I am quite confident that the acquittals do not automatically mean the CPS got the decision to prosecute wrong. An acquittal is not evidence of the CPS having taken a bad decision and nor is it a case they have “lost”. A defendant is tried not by lawyers, not by judges but by a jury. They hear the evidence and they return the verdict.
The CPS have two factors to consider when instigating a prosecution. Is there a realistic prospect of conviction? Is a prosecution in the public interest? The first question is not a matter of whether the jury will convict. It is an assessment of the evidence and whether it is sufficient that a jury could convict. Not a fanciful “could convict” but a realistic “could convict”. The CPS should not bring a case which is an obvious loser but nor are they constrained to only bring sure fire winners. I am yet to do a trial whereby both sides do not have some points to make about the strengths and weaknesses of the respective cases. So no defendant enters a trial whereby he does not at least stand the risk of being convicted and no advocate defending someone is left at the end of it all simply shrugging her shoulders with nothing to say to the jury. What the CPS are doing in this stage of the test is weighing whether the evidence makes out the ingredients of a criminal offence and whether such evidence is broadly credible and not significantly undermined. That does not mean that the state of the evidence is perfect but it seldom is.

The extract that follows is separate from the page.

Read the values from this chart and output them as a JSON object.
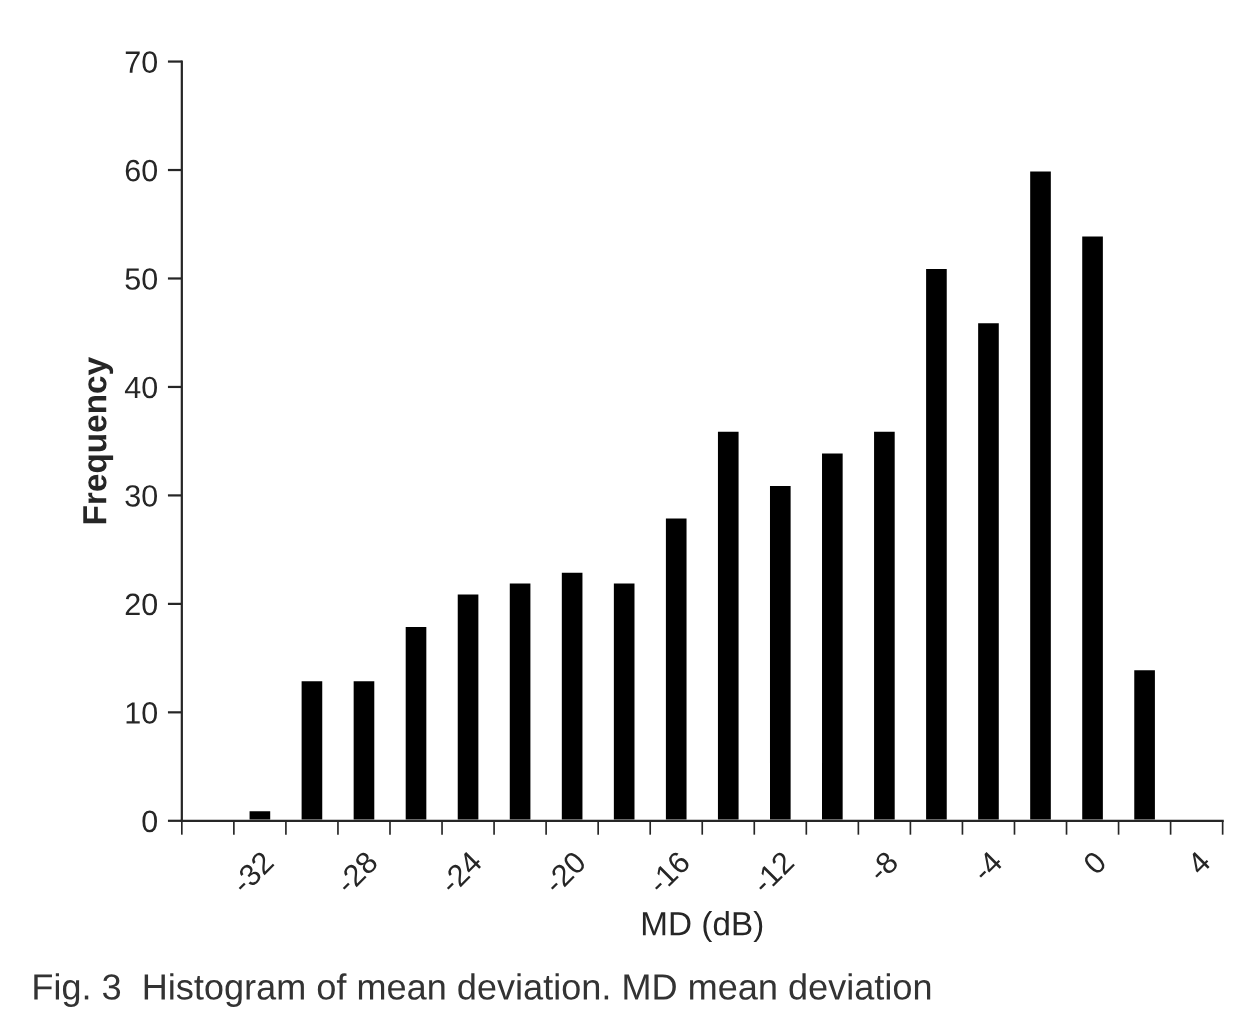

A matter of some significance in these cases is that they went to the jury. The Judge did not intervene nor did they accede to a submission of no case to answer. That means that there was sufficient evidence of the offence for the case to carry on. To a limited extent this could include some scrutiny of the credibility of the witnesses. Having said that there are some cases that the CPS can justify weeding out on the basis of undermining material that would still get beyond this stage.
The next stage of the test, “the public interest” test, is the more nebulous concept. It does not mean that the general public have some voyeuristic interest in seeing a trial happen and therefore the case should be prosecuted. It is about whether the general good of society, including things such as the cost to the public purse, demands that the prosecution should be brought. And that is where the fact of a conviction does not demonstrate that the CPS have taken the correct decision in certain cases.
Take the Iceland Food case involving the men taking thrown away food from the skip in the enclosed yard. One could imagine the prosecution securing a conviction in that case on its facts. Yet that does not mean the decision to prosecute was correct as it was not in the public interest. A small change to the facts, a journalist in a garden going through the bins of a celebrity in the hope of finding a story, would potentially produce a different view on public interest.
The finest exposition of the public interest test was given by Lord Shawcross, former Attorney-General, when he said “it has never been the rule in this country – and I hope it never will be – that suspected criminal offences must automatically be the subject of prosecution.” We have that added layer of public interest which allows decisions to be influenced by humanity and by common sense.
There is a debate to be had about the prosecution of historic sex cases. The furore surrounding celebrities does little to add to that debate. Do the CPS always get it right? Certainly not. Do these high profile acquittals prove that? Not necessarily.